В каюте у себя он сует мне книжку в кожаном переплете[76] и ложится на койку, у стены ледника.
— Читай!
Я сажусь на ящик макарон и добросовестно читаю:
— «Умбракул, распещренный звездами, значит удобное сообщение с небом, которое имеют они освобождением себя от профанов и пороков»…

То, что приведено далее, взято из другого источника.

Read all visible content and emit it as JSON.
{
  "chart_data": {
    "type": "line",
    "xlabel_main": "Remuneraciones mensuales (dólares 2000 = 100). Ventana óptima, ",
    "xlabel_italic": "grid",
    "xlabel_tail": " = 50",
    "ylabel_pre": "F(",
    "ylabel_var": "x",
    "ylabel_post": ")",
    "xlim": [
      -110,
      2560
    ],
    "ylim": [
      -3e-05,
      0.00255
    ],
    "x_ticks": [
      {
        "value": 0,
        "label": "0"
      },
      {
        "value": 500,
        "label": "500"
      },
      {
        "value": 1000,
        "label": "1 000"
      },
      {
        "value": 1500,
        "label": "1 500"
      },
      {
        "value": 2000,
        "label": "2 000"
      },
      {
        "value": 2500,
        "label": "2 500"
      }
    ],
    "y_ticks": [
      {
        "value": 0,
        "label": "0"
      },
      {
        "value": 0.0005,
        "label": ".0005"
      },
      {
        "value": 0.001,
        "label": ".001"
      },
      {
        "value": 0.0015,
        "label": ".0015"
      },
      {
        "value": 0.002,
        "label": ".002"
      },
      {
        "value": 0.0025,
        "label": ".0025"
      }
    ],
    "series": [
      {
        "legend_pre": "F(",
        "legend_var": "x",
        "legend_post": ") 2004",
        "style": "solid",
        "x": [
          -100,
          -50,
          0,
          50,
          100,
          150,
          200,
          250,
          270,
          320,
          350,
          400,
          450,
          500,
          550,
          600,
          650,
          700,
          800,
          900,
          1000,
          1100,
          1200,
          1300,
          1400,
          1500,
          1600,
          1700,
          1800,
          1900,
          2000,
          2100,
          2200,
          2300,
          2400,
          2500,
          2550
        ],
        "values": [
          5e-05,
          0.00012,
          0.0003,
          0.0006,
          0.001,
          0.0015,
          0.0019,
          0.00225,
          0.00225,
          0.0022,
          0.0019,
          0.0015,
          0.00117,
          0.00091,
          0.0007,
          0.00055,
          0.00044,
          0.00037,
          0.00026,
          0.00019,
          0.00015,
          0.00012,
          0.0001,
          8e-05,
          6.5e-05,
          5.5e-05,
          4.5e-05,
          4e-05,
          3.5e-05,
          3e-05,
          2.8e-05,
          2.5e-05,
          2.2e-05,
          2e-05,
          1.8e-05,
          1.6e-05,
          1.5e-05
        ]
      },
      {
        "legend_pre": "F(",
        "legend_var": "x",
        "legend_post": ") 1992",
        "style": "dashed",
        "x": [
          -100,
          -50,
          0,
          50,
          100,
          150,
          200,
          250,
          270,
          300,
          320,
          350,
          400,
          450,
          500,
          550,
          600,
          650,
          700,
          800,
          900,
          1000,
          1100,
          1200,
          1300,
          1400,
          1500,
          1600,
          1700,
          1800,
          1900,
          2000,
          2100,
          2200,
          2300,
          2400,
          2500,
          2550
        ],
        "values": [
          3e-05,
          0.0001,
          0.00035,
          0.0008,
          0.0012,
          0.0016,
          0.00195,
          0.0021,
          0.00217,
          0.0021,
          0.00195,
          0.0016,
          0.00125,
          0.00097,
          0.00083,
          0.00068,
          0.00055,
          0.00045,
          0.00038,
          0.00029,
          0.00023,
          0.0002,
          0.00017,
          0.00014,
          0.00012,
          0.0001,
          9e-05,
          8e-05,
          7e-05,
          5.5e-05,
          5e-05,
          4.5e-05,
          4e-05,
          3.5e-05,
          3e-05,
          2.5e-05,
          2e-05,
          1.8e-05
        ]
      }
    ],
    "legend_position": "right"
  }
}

Смурый, закурив папироску, фыркает дымом и ворчит:
— Верблюды! Написали…
— «Оголение левой груди означает невинность сердца»…[77]
— У кого — оголение?
— Не сказано.
— То значит — у баб… Э, распутники.
Он закрывает глаза и лежит закинув руки за голову, папироса чуть дымится, прилепившись к углу губ, он поправляет ее языком, затягивается так, что в груди у него что-то свистит и огромное лицо тонет в облаке дыма. Иногда мне кажется, что он уснул, я перестаю читать и разглядываю проклятую книгу — надоела она мне до тошноты!
Но он хрипит:
— Читай!
— «Венерабль[78] отвечает: посмотри, любезный мой фрер Сюверьян»…[79]
— Северьян…
— Напечатано — Сюверьян…
— Ну? Вот чертовщина! Там в конце стихами написано, катай оттуда…
Я катаю:
Профаны, любопытствующие знать наши дела,Никогда слабые ваши очи не узрят оных!Вы и того не узнаете, как поют фреры![80]
— Стой, — говорит Смурый, — да это ж не стихи! Дай книгу…

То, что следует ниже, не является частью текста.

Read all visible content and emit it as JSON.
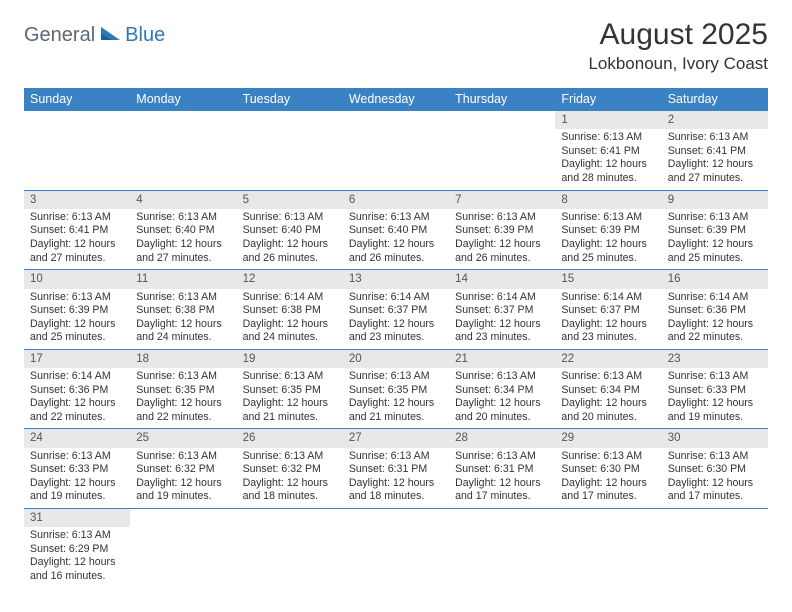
{
  "logo": {
    "text1": "General",
    "text2": "Blue"
  },
  "title": "August 2025",
  "location": "Lokbonoun, Ivory Coast",
  "colors": {
    "header_bg": "#3a82c4",
    "header_text": "#ffffff",
    "daynum_bg": "#e8e8e8",
    "row_border": "#3a82c4",
    "logo_gray": "#5d6770",
    "logo_blue": "#2f78b8"
  },
  "dayHeaders": [
    "Sunday",
    "Monday",
    "Tuesday",
    "Wednesday",
    "Thursday",
    "Friday",
    "Saturday"
  ],
  "weeks": [
    [
      null,
      null,
      null,
      null,
      null,
      {
        "n": "1",
        "sunrise": "6:13 AM",
        "sunset": "6:41 PM",
        "dh": "12",
        "dm": "28"
      },
      {
        "n": "2",
        "sunrise": "6:13 AM",
        "sunset": "6:41 PM",
        "dh": "12",
        "dm": "27"
      }
    ],
    [
      {
        "n": "3",
        "sunrise": "6:13 AM",
        "sunset": "6:41 PM",
        "dh": "12",
        "dm": "27"
      },
      {
        "n": "4",
        "sunrise": "6:13 AM",
        "sunset": "6:40 PM",
        "dh": "12",
        "dm": "27"
      },
      {
        "n": "5",
        "sunrise": "6:13 AM",
        "sunset": "6:40 PM",
        "dh": "12",
        "dm": "26"
      },
      {
        "n": "6",
        "sunrise": "6:13 AM",
        "sunset": "6:40 PM",
        "dh": "12",
        "dm": "26"
      },
      {
        "n": "7",
        "sunrise": "6:13 AM",
        "sunset": "6:39 PM",
        "dh": "12",
        "dm": "26"
      },
      {
        "n": "8",
        "sunrise": "6:13 AM",
        "sunset": "6:39 PM",
        "dh": "12",
        "dm": "25"
      },
      {
        "n": "9",
        "sunrise": "6:13 AM",
        "sunset": "6:39 PM",
        "dh": "12",
        "dm": "25"
      }
    ],
    [
      {
        "n": "10",
        "sunrise": "6:13 AM",
        "sunset": "6:39 PM",
        "dh": "12",
        "dm": "25"
      },
      {
        "n": "11",
        "sunrise": "6:13 AM",
        "sunset": "6:38 PM",
        "dh": "12",
        "dm": "24"
      },
      {
        "n": "12",
        "sunrise": "6:14 AM",
        "sunset": "6:38 PM",
        "dh": "12",
        "dm": "24"
      },
      {
        "n": "13",
        "sunrise": "6:14 AM",
        "sunset": "6:37 PM",
        "dh": "12",
        "dm": "23"
      },
      {
        "n": "14",
        "sunrise": "6:14 AM",
        "sunset": "6:37 PM",
        "dh": "12",
        "dm": "23"
      },
      {
        "n": "15",
        "sunrise": "6:14 AM",
        "sunset": "6:37 PM",
        "dh": "12",
        "dm": "23"
      },
      {
        "n": "16",
        "sunrise": "6:14 AM",
        "sunset": "6:36 PM",
        "dh": "12",
        "dm": "22"
      }
    ],
    [
      {
        "n": "17",
        "sunrise": "6:14 AM",
        "sunset": "6:36 PM",
        "dh": "12",
        "dm": "22"
      },
      {
        "n": "18",
        "sunrise": "6:13 AM",
        "sunset": "6:35 PM",
        "dh": "12",
        "dm": "22"
      },
      {
        "n": "19",
        "sunrise": "6:13 AM",
        "sunset": "6:35 PM",
        "dh": "12",
        "dm": "21"
      },
      {
        "n": "20",
        "sunrise": "6:13 AM",
        "sunset": "6:35 PM",
        "dh": "12",
        "dm": "21"
      },
      {
        "n": "21",
        "sunrise": "6:13 AM",
        "sunset": "6:34 PM",
        "dh": "12",
        "dm": "20"
      },
      {
        "n": "22",
        "sunrise": "6:13 AM",
        "sunset": "6:34 PM",
        "dh": "12",
        "dm": "20"
      },
      {
        "n": "23",
        "sunrise": "6:13 AM",
        "sunset": "6:33 PM",
        "dh": "12",
        "dm": "19"
      }
    ],
    [
      {
        "n": "24",
        "sunrise": "6:13 AM",
        "sunset": "6:33 PM",
        "dh": "12",
        "dm": "19"
      },
      {
        "n": "25",
        "sunrise": "6:13 AM",
        "sunset": "6:32 PM",
        "dh": "12",
        "dm": "19"
      },
      {
        "n": "26",
        "sunrise": "6:13 AM",
        "sunset": "6:32 PM",
        "dh": "12",
        "dm": "18"
      },
      {
        "n": "27",
        "sunrise": "6:13 AM",
        "sunset": "6:31 PM",
        "dh": "12",
        "dm": "18"
      },
      {
        "n": "28",
        "sunrise": "6:13 AM",
        "sunset": "6:31 PM",
        "dh": "12",
        "dm": "17"
      },
      {
        "n": "29",
        "sunrise": "6:13 AM",
        "sunset": "6:30 PM",
        "dh": "12",
        "dm": "17"
      },
      {
        "n": "30",
        "sunrise": "6:13 AM",
        "sunset": "6:30 PM",
        "dh": "12",
        "dm": "17"
      }
    ],
    [
      {
        "n": "31",
        "sunrise": "6:13 AM",
        "sunset": "6:29 PM",
        "dh": "12",
        "dm": "16"
      },
      null,
      null,
      null,
      null,
      null,
      null
    ]
  ]
}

Он сердито перелистывает толстые синие страницы и сует книгу под тюфяк.
— Возьми другую…
На мое горе у него в черном сундуке, окованном железом, много книг, — тут «Омировы наставления», «Мемории артиллерийские», «Письма лорда Седенгали», «О клопе насекомом зловредном, а также об уничтожении оного, с приложением советов против сопутствующих ему»; были книги без начала и конца. Иногда повар заставлял меня перебирать эти книги, называть все титулы их, — я читал, а он сердито ворчал:
— Сочиняют, ракалии… Как по зубам бьют, а за что — нельзя понять. Гервасий![81] А на черта он мне сдался, Гервасий этот! Умбракул…

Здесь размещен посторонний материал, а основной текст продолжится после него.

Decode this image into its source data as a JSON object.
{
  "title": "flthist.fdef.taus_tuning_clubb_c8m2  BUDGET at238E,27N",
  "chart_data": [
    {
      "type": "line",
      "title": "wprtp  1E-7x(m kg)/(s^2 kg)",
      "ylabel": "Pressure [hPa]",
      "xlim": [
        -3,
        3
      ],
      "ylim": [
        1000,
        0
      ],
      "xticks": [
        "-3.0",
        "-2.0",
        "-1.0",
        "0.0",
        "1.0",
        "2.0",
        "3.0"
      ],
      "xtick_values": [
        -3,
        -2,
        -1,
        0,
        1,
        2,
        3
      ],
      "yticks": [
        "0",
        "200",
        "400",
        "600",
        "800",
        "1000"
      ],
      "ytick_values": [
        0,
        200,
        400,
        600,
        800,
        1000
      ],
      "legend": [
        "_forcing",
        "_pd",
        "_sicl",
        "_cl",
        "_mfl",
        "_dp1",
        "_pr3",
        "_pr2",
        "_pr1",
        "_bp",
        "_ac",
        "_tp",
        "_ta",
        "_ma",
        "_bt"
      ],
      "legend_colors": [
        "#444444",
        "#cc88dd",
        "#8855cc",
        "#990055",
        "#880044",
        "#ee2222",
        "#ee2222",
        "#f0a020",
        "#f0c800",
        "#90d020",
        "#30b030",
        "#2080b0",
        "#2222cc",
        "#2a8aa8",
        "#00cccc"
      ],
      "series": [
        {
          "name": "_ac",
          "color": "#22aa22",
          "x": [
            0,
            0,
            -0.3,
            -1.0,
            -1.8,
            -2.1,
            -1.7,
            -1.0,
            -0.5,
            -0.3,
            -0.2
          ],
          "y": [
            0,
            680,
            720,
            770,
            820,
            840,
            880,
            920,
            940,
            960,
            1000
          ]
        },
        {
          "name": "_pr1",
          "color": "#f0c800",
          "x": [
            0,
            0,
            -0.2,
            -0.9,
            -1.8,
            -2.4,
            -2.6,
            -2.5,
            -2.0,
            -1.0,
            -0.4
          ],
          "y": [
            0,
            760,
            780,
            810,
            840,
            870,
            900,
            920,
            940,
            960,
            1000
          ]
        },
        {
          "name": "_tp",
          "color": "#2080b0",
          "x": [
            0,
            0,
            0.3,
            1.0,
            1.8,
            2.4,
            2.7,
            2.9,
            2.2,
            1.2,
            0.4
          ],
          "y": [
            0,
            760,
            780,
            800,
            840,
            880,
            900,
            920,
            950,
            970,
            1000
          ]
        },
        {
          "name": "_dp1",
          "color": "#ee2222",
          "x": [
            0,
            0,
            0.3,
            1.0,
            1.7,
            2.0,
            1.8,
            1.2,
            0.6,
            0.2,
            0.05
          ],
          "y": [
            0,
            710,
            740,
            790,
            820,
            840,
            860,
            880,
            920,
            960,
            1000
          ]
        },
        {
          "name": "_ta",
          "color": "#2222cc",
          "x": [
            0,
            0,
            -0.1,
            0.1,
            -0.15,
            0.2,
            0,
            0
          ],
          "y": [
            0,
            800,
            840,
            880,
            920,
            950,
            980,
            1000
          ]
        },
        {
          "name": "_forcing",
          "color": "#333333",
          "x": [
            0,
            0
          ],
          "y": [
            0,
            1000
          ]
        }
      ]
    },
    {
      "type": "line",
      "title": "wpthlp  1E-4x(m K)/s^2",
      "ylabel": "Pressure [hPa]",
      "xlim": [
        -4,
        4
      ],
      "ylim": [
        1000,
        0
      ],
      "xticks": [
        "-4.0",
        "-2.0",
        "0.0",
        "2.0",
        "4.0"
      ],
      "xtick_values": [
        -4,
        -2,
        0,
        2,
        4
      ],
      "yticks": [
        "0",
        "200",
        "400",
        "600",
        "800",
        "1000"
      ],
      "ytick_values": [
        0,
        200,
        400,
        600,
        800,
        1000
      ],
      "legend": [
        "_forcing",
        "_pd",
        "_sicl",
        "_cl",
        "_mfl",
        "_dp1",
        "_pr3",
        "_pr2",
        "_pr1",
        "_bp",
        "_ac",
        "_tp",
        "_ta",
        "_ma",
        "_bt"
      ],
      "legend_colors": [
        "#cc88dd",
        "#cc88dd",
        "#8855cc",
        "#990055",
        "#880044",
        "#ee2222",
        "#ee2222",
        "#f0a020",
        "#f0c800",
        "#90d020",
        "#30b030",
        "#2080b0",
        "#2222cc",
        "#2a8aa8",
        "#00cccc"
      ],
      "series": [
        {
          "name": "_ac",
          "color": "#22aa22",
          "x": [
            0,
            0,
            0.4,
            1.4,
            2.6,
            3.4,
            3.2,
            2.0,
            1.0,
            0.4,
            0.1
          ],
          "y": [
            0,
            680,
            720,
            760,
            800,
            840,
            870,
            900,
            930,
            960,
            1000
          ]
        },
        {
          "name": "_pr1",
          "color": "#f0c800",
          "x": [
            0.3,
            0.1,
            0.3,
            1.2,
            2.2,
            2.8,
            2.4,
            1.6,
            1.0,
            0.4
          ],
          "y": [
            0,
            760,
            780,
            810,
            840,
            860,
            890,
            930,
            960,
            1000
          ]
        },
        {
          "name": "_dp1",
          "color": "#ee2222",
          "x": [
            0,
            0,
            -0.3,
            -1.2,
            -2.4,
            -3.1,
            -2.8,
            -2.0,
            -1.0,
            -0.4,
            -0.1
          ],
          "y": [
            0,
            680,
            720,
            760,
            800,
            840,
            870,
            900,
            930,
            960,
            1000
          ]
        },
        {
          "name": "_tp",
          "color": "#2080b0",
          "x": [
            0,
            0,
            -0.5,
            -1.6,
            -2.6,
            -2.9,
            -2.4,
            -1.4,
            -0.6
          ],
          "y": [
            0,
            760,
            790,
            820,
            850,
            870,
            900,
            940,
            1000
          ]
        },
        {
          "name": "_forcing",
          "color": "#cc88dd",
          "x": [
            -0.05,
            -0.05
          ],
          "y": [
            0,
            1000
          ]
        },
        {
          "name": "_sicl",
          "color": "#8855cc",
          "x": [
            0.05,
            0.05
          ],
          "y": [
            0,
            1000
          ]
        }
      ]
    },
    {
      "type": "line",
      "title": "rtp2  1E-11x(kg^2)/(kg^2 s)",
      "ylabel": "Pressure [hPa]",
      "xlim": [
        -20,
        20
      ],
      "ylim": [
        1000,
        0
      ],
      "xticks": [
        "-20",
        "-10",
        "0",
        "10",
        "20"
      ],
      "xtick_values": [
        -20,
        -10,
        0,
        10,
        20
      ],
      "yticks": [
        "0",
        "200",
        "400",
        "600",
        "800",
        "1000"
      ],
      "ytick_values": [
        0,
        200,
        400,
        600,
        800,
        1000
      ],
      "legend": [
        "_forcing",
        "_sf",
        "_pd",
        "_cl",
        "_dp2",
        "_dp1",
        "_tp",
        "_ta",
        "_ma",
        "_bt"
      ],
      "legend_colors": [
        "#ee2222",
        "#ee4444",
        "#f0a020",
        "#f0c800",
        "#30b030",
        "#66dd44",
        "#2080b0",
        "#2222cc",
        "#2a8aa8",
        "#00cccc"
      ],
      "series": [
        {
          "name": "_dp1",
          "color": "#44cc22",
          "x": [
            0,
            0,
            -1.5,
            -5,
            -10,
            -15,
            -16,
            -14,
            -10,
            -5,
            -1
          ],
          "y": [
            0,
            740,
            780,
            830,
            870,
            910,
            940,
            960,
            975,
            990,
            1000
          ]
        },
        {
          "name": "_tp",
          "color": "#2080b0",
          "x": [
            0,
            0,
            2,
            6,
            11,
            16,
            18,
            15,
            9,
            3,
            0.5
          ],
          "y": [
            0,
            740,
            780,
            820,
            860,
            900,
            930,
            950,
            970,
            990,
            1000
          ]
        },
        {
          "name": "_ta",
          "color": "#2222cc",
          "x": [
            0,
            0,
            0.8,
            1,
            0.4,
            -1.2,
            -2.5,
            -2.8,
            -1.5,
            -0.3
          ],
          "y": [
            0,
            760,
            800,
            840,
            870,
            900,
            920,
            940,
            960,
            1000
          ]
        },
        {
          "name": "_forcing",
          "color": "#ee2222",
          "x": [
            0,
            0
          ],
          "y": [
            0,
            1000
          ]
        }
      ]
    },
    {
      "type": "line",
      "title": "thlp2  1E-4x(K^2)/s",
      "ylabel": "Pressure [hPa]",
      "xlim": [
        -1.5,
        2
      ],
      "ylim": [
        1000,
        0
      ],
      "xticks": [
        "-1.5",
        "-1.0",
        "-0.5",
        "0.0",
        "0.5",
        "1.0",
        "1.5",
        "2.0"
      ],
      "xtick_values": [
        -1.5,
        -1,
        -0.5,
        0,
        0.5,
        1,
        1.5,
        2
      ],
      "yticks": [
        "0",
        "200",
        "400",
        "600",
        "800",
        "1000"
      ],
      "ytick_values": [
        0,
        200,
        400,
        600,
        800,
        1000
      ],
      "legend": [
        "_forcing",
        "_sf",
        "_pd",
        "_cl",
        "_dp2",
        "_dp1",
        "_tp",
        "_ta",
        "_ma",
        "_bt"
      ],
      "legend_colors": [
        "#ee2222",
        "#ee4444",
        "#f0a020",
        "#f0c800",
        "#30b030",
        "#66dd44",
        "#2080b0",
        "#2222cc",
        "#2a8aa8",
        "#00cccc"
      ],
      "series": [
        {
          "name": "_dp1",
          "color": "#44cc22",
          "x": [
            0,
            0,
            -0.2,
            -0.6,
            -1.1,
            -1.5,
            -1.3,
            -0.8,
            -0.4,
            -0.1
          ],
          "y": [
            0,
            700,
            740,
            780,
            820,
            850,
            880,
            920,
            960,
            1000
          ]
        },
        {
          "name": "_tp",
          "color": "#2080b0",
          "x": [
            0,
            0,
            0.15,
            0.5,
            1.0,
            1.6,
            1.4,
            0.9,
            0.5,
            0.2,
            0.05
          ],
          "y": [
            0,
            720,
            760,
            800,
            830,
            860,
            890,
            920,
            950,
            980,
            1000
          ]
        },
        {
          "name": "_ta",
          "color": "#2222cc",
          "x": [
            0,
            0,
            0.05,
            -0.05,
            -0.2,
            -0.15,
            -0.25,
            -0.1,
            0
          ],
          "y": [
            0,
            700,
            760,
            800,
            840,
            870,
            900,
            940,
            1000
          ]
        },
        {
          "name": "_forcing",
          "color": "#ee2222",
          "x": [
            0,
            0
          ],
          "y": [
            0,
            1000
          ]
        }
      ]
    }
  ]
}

Странные слова, незнакомые имена надоедливо запоминались, щекотали язык, хотелось ежеминутно повторять их — может быть, в звуках откроется смысл? А за окном неустанно пела и плескала вода. Хорошо бы уйти на корму, — там, среди ящиков товара, собираются матросы, кочегары, обыгрывают пассажиров в карты, поют песни, рассказывают интересные истории. Хорошо сидеть с ними и, слушая простое, понятное, смотреть на берега Камы, на сосны, вытянутые, как медные струны, на луга, где от половодья остались маленькие озера и лежат, как куски разбитого зеркала, отражая синее небо. Наш пароход отъединен от земли, убегает прочь от нее, а с берега, в тишине уставшего дня, доносится звон невидимой колокольни, напоминая о селах, о людях. На волне качается лодка рыбака, похожая на краюху хлеба; вот на берегу явилась деревенька, куча мальчишек полощется в реке, по желтой ленте песка идет мужик в красной рубахе. Издали, с реки, всё кажется приятным, всё точно игрушечное, забавно мелко и пестро. Хочется крикнуть на берег какие-то ласковые, добрые слова, — на берег и на баржу.